Steven needs a vacation. Steven needs to get out of Dodge. He needs to get an assistant and do a big project. Do I mean on La Isla de Pascua, Easter Island? No, not big enough, not grand enough, not conceptual enough. The original Idiot Boy wants to light Machu Picchu at night.

Figures it will make him famous. Figures it will be as controversial as all get-out. Decides that after this picture hits the internet, people will say it’s been Photo-shopped. I mean, there’s the ruins and the stonework and it’s in crazy colors. How can that be? No way on earth it was taken that way.

Yes way.

They don’t know me. I’m the most interesting man on the face of the globe. In this one act I solve all my problems. I get money, notoriety, and a woman all in one fell swoop, whatever a fell swoop is. I get a new woman because she’s the new assistant. I need one to help me do the Inca walls, they’re long! We can color them any combination we want by tinting the flash with colored gels. Will the colors overlap and produce mixed colors? Maybe. I have to test it out Stateside first. Will the girl in Lawrence Torn Up regret she kicked him to the curb? You bettcha, because living well is the best revenge outside of The Count of Monte Cristo.

Do I get to write a best-seller “How I did it” book and have it hit the top of the charts?

Oh, please do.

In fact, when I look back on these words I come to the conclusion I already started.

Approaching Artesia and Paramount. Stop Requested. Please leave by the rear exit.
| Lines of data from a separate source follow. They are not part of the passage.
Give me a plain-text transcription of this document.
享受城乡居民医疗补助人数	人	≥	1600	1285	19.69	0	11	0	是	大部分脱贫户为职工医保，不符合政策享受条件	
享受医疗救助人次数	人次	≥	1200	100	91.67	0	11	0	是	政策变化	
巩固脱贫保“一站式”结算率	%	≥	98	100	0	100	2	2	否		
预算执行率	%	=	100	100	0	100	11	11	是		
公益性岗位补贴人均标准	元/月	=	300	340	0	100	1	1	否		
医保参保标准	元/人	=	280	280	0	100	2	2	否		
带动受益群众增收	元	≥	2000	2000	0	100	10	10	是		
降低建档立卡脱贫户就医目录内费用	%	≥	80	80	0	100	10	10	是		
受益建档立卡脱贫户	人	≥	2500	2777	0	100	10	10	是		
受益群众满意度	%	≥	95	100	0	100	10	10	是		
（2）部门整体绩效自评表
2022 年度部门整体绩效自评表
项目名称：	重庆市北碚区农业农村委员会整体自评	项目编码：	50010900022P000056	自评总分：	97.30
It’s time to get off and deliver the goods. They said on the phone they’d be done in ten days.
There’s a cliché I could use, but you know how I feel about clichés. Use them if humanly possible.

I can’t wait.

©Steven Hunley 2013

http://youtu.be/MmDBvrON5-A Behind Blue Eyes

Delta40
08-12-2013, 06:53 PM
What a fantastic story shrouded in multiple journeys! Auntie posted somewhere that writing in the present tense is unfashionable but your piece is an excellent example that challenges such a notion. It's my personal preference and this packs a punch Steve. It goes to the heart of character, setting and good story telling

AuntShecky
08-14-2013, 07:05 PM
Yeah, after reading Damon Runyon, I'm "walking back" the injunction v. the present tense, just a little. The aim is to avoid awkwardness (and pretentiousness.)

Our dear Steven's prose is never pretentious. His descriptions are strictly "subjective" (that word that's tossed around a bit too much), but clear and --as evidence of improving from his "Ur" posts --concise.

One thing about the Hunleyan prose is that it is eminently readable. Usually my experience with reading travelogues is that they are almost always boring. . .

Until this one.

Hawkman
08-15-2013, 04:57 AM
I'm afraid I'm less impressed than your other fans, Steven. For me, reading this was a bit like being buttonholed in a pub by "The life and Soul of the Party" who is actually the bar bore. The meat of the story should be in the photos and the stories behind them, but you short change us here and keep cutting away, padding out the tale with irrelevant observations of people and the streets the bus is passing. The overall effect is a barrage, from which I, as the reader, wish to take shelter. There is no pause in the narrative, no interaction with anyone, just a stream of consciousness tirade from a personality which is trying to convince itself that it's worth a damn. Maybe I'm just not hip to the modern sensibilities, but there isn't much story here. We aren't told how the narrator lost it all, which would be interesting, just that he has and that he thinks that by posting on facebook he'll get back to the top of the heap, which in itself sounds pretty delusional.

Not my thing, I'm afraid.

Live and be well - H

Steven Hunley
12-31-2017, 10:46 PM
I object! And he is definitely delusional. The woman mentioned is the woman in the story called Mary. Stream of Consciousness or Scream of Consciousness, I can't decide which. Just another bus story.

kiz_paws
01-03-2018, 09:25 AM
I loved this tale.
I thought that it was well written and I was absorbed in it.